Currently, high levels of SFTSV RNA are generally considered early warning indicators for severe SFTS and poor prognosis [31]. Our study found that the viral RNA level in SFTS-SVM was higher than in SFTS-CVM (P = 0.06), but the limited testing conditions only allowed for the detection of viral RNA in some patients, leading to no statistical difference. Future research with larger sample sizes is needed for further study. In addition, we performed echocardiography on some patients and found that about 86.1% of SFTS-VM patients had varying degrees of echocardiographic abnormalities, with valve regurgitation and cardiac chamber enlargement being the most common. However, there was no statistical difference when comparing SFTS-SVM and SFTS-CVM groups, possibly due to the small sample size resulting in bias.

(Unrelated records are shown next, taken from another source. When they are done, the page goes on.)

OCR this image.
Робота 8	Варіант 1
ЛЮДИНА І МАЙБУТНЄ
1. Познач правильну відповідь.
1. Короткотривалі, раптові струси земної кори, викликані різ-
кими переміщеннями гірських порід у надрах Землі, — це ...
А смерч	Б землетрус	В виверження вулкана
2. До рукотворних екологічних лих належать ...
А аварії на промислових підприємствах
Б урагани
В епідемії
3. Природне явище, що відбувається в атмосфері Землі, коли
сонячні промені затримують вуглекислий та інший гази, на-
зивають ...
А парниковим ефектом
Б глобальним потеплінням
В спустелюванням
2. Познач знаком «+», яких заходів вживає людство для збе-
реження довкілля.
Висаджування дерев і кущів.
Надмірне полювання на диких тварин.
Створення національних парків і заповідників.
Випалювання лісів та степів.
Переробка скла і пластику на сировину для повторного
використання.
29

This study has limitations: Most SFTS patients were admitted with severe thrombocytopenia, and considering the risk of coronary angiography and limited significance of cardiac magnetic resonance imaging, patients did not undergo endomyocardial biopsy, coronary angiography, or cardiac magnetic resonance imaging. Therefore, all patients were clinically diagnosed. Additionally, the small sample size may have led to statistical analysis biases. In the future, further verification is necessary through a larger sample size.

In conclusion, our study elucidates the clinical characteristics of patients with SFTS-VM and identifies elevated LDH, NT-proBNP, and consciousness disturbances as independent risk factors for SFTS-SVM. When patients have LDH > 978.5U/L and NT-proBNP > 857.5pg/ml, heightened vigilance should be exercised as they may be at risk of progressing to SFTS-SVM. Early recognition and intervention in SFTS-SVM are crucial to improving prognosis and reducing mortality.

SFTS-VM, severe fever with thrombocytopenia syndrome combined with viral myocarditis; SFTS-CVM, severe fever with thrombocytopenia syndrome combined with common viral myocarditis; SFTS-SVM, severe fever with thrombocytopenia syndrome combined with severe viral myocarditis; DIC, disseminated intravascular coagulation; MODS, multiple organ dysfunction syndrome.